Problematisch ist aber nachwievor, daß menschliche Tiere sich das Recht
nehmen können, für den Jaguar zu sprechen (statt mit ihm) und wir
sie bisher nicht daran hindern konnten. An anderer Stelle, im Zusammenhang
mit wissenschaftlicher Objektivität spricht Haraway direkt über Empathie:
„Empathie gehört zum wissenschaftlichen Handwerkszeug des Westens, sie
wird in einem fortwährenden produktiven Spannungsverhältnis zu ihrem
Zwilling gehalten: der Objektivität. Empathie wird mit dunkel,
verdeckt oder implizit verbunden, Objektivität hingegen verbunden mit hell,
anerkannt oder explizit. Aber beide prägen einander in der Geschichte
der modernen westlichen Wissenschaft, ebenso wie Natur-Kultur und Mann-Frau
in der Logik der Aneignung und des Fortschritts wechselseitig konstruiert werden."
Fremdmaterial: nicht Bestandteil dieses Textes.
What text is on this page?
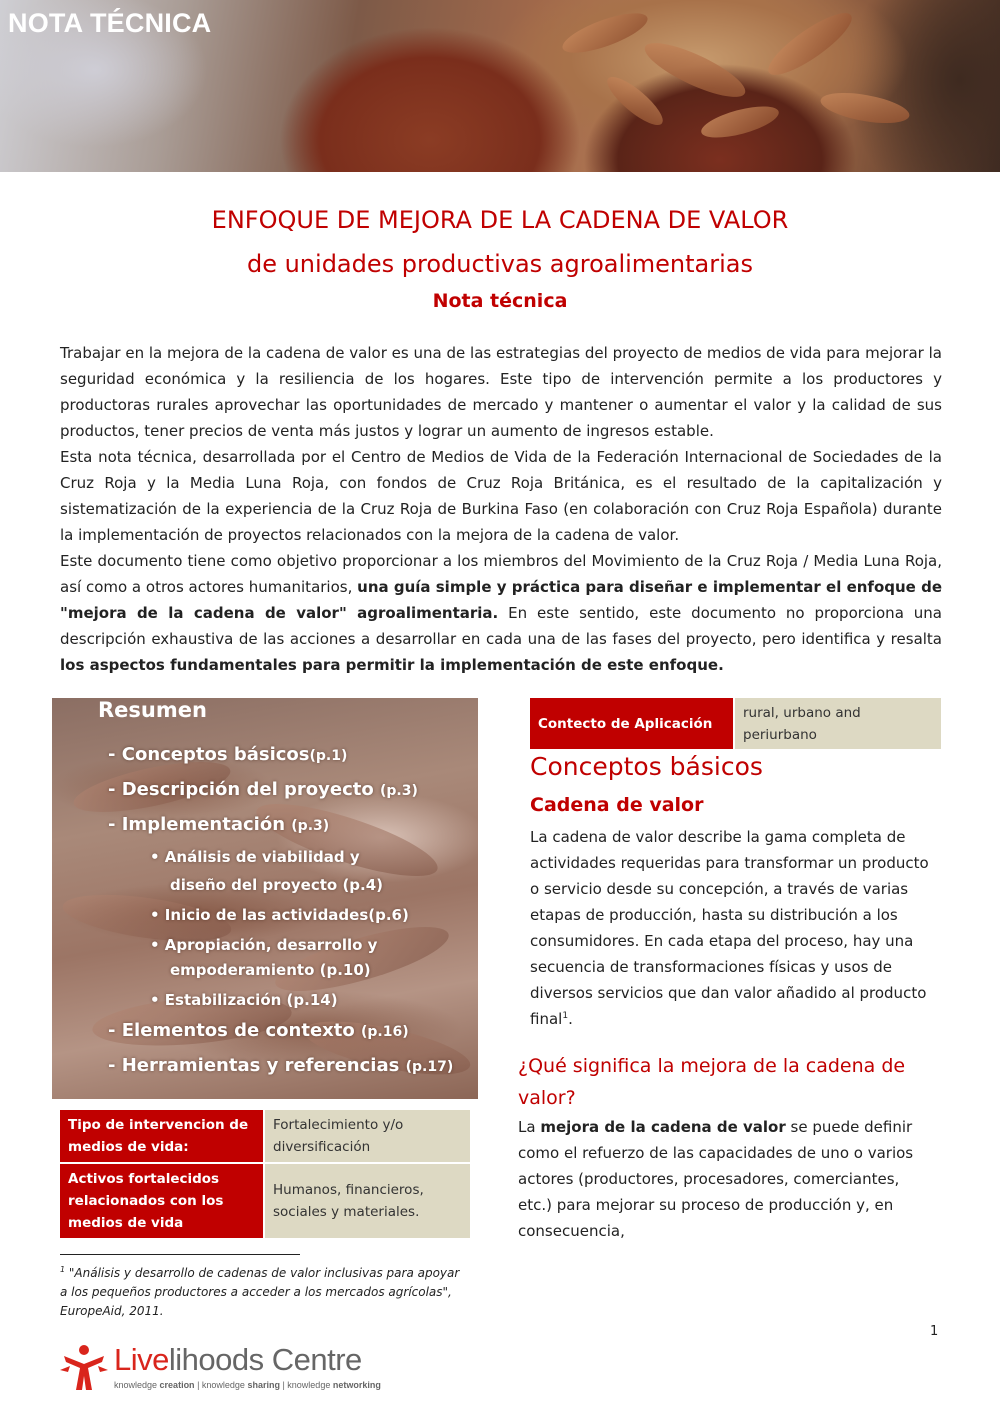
NOTA TÉCNICA
ENFOQUE DE MEJORA DE LA CADENA DE VALOR
de unidades productivas agroalimentarias
Nota técnica

Trabajar en la mejora de la cadena de valor es una de las estrategias del proyecto de medios de vida para mejorar la seguridad económica y la resiliencia de los hogares. Este tipo de intervención permite a los productores y productoras rurales aprovechar las oportunidades de mercado y mantener o aumentar el valor y la calidad de sus productos, tener precios de venta más justos y lograr un aumento de ingresos estable.

Esta nota técnica, desarrollada por el Centro de Medios de Vida de la Federación Internacional de Sociedades de la Cruz Roja y la Media Luna Roja, con fondos de Cruz Roja Británica, es el resultado de la capitalización y sistematización de la experiencia de la Cruz Roja de Burkina Faso (en colaboración con Cruz Roja Española) durante la implementación de proyectos relacionados con la mejora de la cadena de valor.

Este documento tiene como objetivo proporcionar a los miembros del Movimiento de la Cruz Roja / Media Luna Roja, así como a otros actores humanitarios, una guía simple y práctica para diseñar e implementar el enfoque de "mejora de la cadena de valor" agroalimentaria. En este sentido, este documento no proporciona una descripción exhaustiva de las acciones a desarrollar en cada una de las fases del proyecto, pero identifica y resalta los aspectos fundamentales para permitir la implementación de este enfoque.

Resumen
- Conceptos básicos(p.1)
- Descripción del proyecto (p.3)
- Implementación (p.3)
• Análisis de viabilidad y
diseño del proyecto (p.4)
• Inicio de las actividades(p.6)
• Apropiación, desarrollo y
empoderamiento (p.10)
• Estabilización (p.14)
- Elementos de contexto (p.16)
- Herramientas y referencias (p.17)
Tipo de intervencion de medios de vida:	Fortalecimiento y/o diversificación
Activos fortalecidos relacionados con los medios de vida	Humanos, financieros, sociales y materiales.
Contecto de Aplicación	rural, urbano and periurbano
Conceptos básicos
Cadena de valor
La cadena de valor describe la gama completa de actividades requeridas para transformar un producto o servicio desde su concepción, a través de varias etapas de producción, hasta su distribución a los consumidores. En cada etapa del proceso, hay una secuencia de transformaciones físicas y usos de diversos servicios que dan valor añadido al producto final$^1$.
¿Qué significa la mejora de la cadena de valor?
La mejora de la cadena de valor se puede definir como el refuerzo de las capacidades de uno o varios actores (productores, procesadores, comerciantes, etc.) para mejorar su proceso de producción y, en consecuencia,
$^1$ "Análisis y desarrollo de cadenas de valor inclusivas para apoyar a los pequeños productores a acceder a los mercados agrícolas", EuropeAid, 2011.
1
Livelihoods Centre
knowledge creation | knowledge sharing | knowledge networking
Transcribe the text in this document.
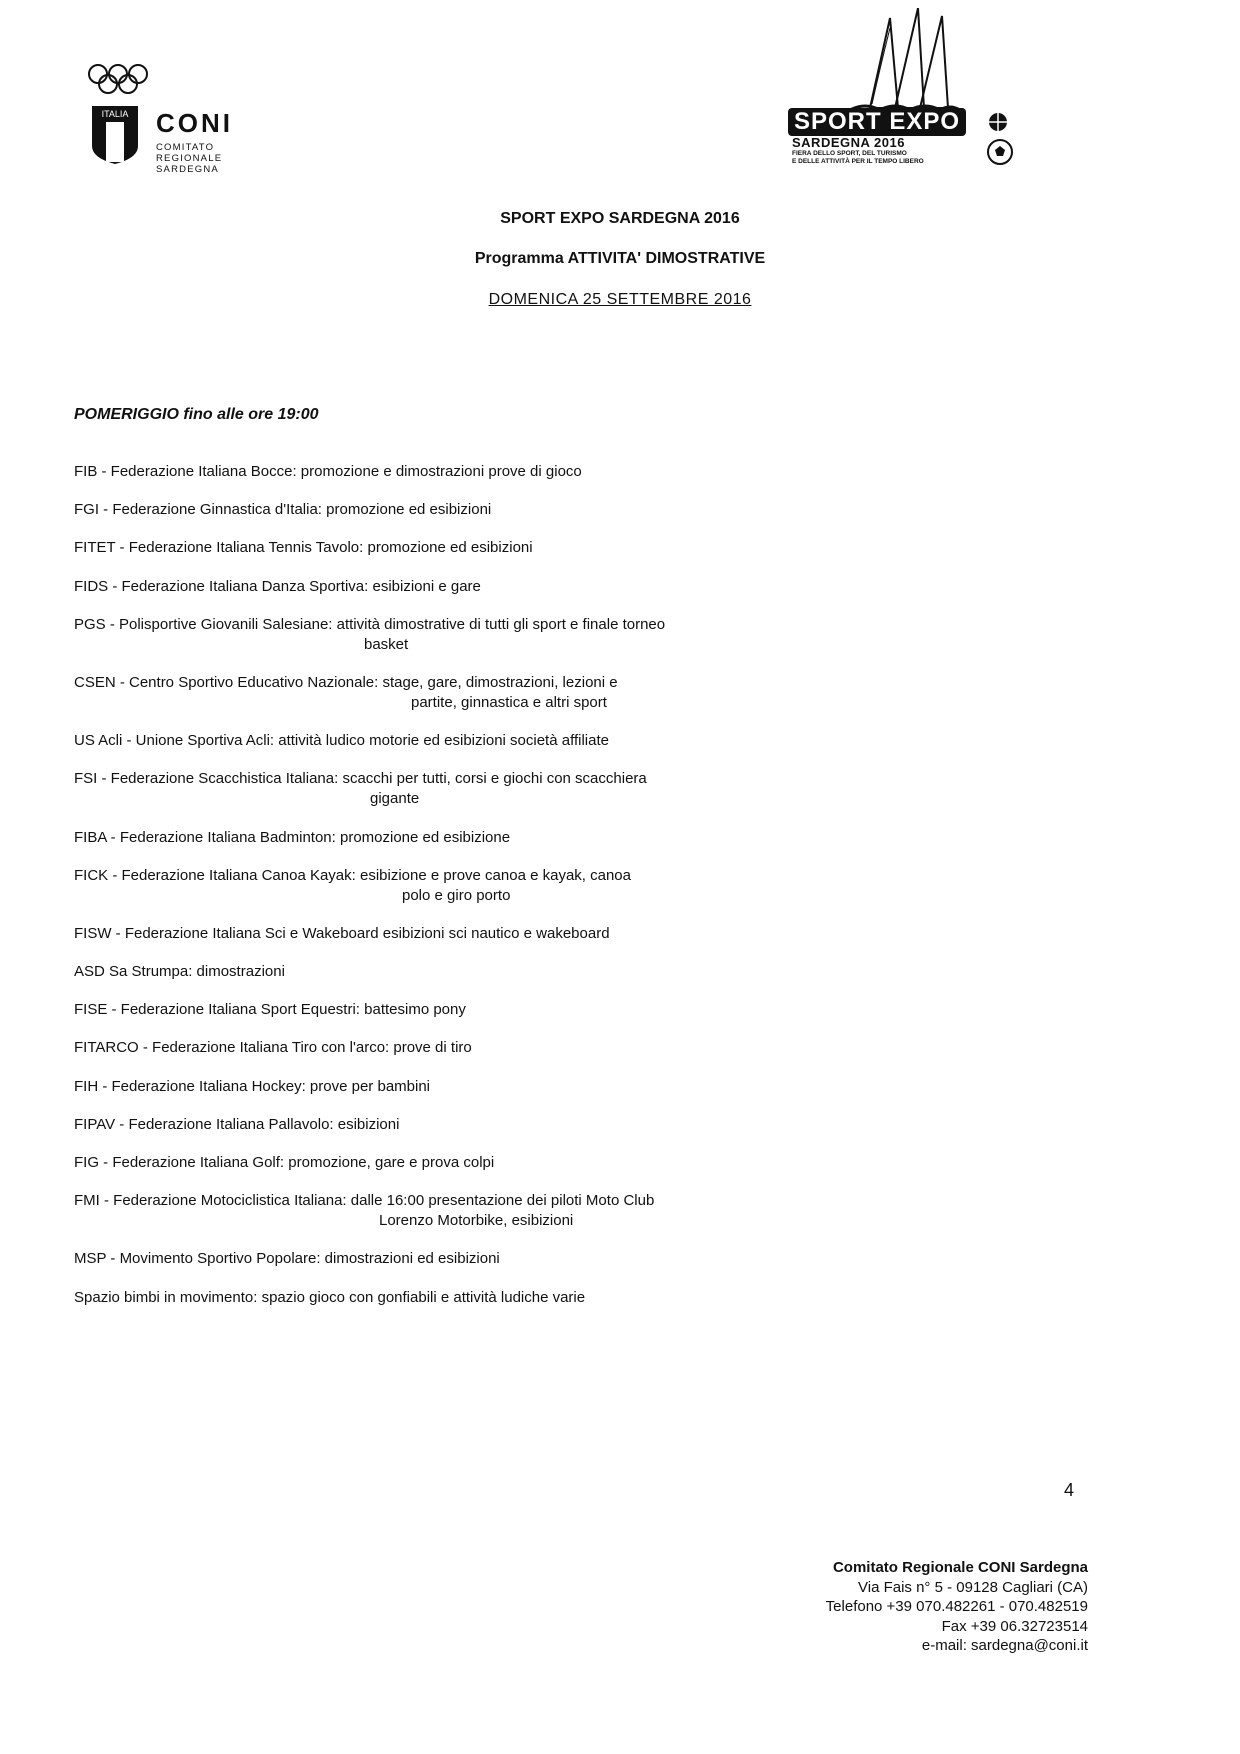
ITALIA CONI
COMITATO
REGIONALE
SARDEGNA
SPORT EXPO
SARDEGNA 2016
FIERA DELLO SPORT, DEL TURISMO
E DELLE ATTIVITÀ PER IL TEMPO LIBERO
SPORT EXPO SARDEGNA 2016
Programma ATTIVITA' DIMOSTRATIVE
DOMENICA 25 SETTEMBRE 2016
POMERIGGIO fino alle ore 19:00
FIB - Federazione Italiana Bocce: promozione e dimostrazioni prove di gioco
FGI - Federazione Ginnastica d'Italia: promozione ed esibizioni
FITET - Federazione Italiana Tennis Tavolo: promozione ed esibizioni
FIDS - Federazione Italiana Danza Sportiva: esibizioni e gare
PGS - Polisportive Giovanili Salesiane: attività dimostrative di tutti gli sport e finale torneo
basket
CSEN - Centro Sportivo Educativo Nazionale: stage, gare, dimostrazioni, lezioni e
partite, ginnastica e altri sport
US Acli - Unione Sportiva Acli: attività ludico motorie ed esibizioni società affiliate
FSI - Federazione Scacchistica Italiana: scacchi per tutti, corsi e giochi con scacchiera
gigante
FIBA - Federazione Italiana Badminton: promozione ed esibizione
FICK - Federazione Italiana Canoa Kayak: esibizione e prove canoa e kayak, canoa
polo e giro porto
FISW - Federazione Italiana Sci e Wakeboard esibizioni sci nautico e wakeboard
ASD Sa Strumpa: dimostrazioni
FISE - Federazione Italiana Sport Equestri: battesimo pony
FITARCO - Federazione Italiana Tiro con l'arco: prove di tiro
FIH - Federazione Italiana Hockey: prove per bambini
FIPAV - Federazione Italiana Pallavolo: esibizioni
FIG - Federazione Italiana Golf: promozione, gare e prova colpi
FMI - Federazione Motociclistica Italiana: dalle 16:00 presentazione dei piloti Moto Club
Lorenzo Motorbike, esibizioni
MSP - Movimento Sportivo Popolare: dimostrazioni ed esibizioni
Spazio bimbi in movimento: spazio gioco con gonfiabili e attività ludiche varie
4
Comitato Regionale CONI Sardegna
Via Fais n° 5 - 09128 Cagliari (CA)
Telefono +39 070.482261 - 070.482519
Fax +39 06.32723514
e-mail: sardegna@coni.it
Haraway spielt hier auf etwas an, was andere feministische Theoretikerinnen
zeigen konnten: zum einen, daß Objektivität als die einzige
anerkannte Methode gilt, zu wissenschaftlichem Wissen zu gelangen, daß
dieses Prinzip mit dem Männlichen verbunden wird und das entgegengesetzte
der Empathie mit dem Weiblichen. Daß zum anderen aber die wissenschaftliche
Praxis sich nicht an ihr eigenes Objektivitätsprinzip hält, sondern
daß durchaus gerade Erkenntnissprünge in der Wissenschaftsgeschichte
durch empathische oder intuitive Eingebungen stattfanden. Mit anderen
Worten, es gibt für uns keine guten Gründe an der Empathie-Feindlichkeit
der westlichen Wissenschaft festzuhalten; das Tiertantenklischee hat seine
patriarchale Tradition und dient männlichen Wissenschaftlern und anderen
TierunterdrückerInnen dabei, von ihren Gefühlen zu abstrahieren, um
tierverachtende (sowohl menschliche als auch nichtmenschliche betreffende) Theorien
und Praktiken zu etablieren. Zwar ist die Rechnung „Empathie = weibliche
Eigenschaft = jetzt gut" zu platt und unzutreffend, da die Tatsache, daß
Empathie Frauen zugeschrieben wird, wenig darüber aussagt, ob die einzelne
„Frau" diese Fähigkeit tatsächlich besitzt, aber wir sollten dringend
die Angst davor verlieren, Empathie als Erkenntnismöglichkeit und Möglichkeit,
artübergreifende Konversation zu betreiben, anzuerkennen. Empathie
ist hierbei von Vermenschlichung nichtmenschlicher Tiere unterschieden.
Das können wir von Haraway und anderen Feministinnen lernen.
Schluss
Haraways Einflüsse und ihre eigene Theoriebildung bieten
- wie hoffentlich deutlich geworden ist - einige interessante Ansatzpunkte aus
antispeziestischer Sicht. Bisher haben Vorstellungen, die auf diese Art
von der Konstruiertheit der Kategorien „Mensch" und „Tier" ausgehen, allerdings
kaum oder gar nicht Eingang in tierrechtlerische und ähnlich motivierte
Kreise gefunden. Dieser Aufsatz entstand in der Hoffnung, daß dies
sich ändern könnte und die Fruchtbarkeit einer Feministin wie Haraway
für antispeziesistische Theoriebildung, die dringend nötig ist, wenn
wir unsere Sichtweisen von nichtmenschlichen Tieren umgestalten wollen – jenseits
von Herrschaft, Aneignung, Verniedlichung oder Romantisierung, was alles Formen
von Speziesimus sind, die nichtmenschlichen Tieren schaden – deutlich wird.
Wenn an den Stellen weitergedacht würde, wo Haraway leider oftmals noch
aufhört, könnte sich ein neues Bild von nichtmenschlichen Tieren herausbilden,
das allerdings auch die gängigen Bilder von TierschützerInnen und
TierrechtlerInnen in Frage stellen könnte.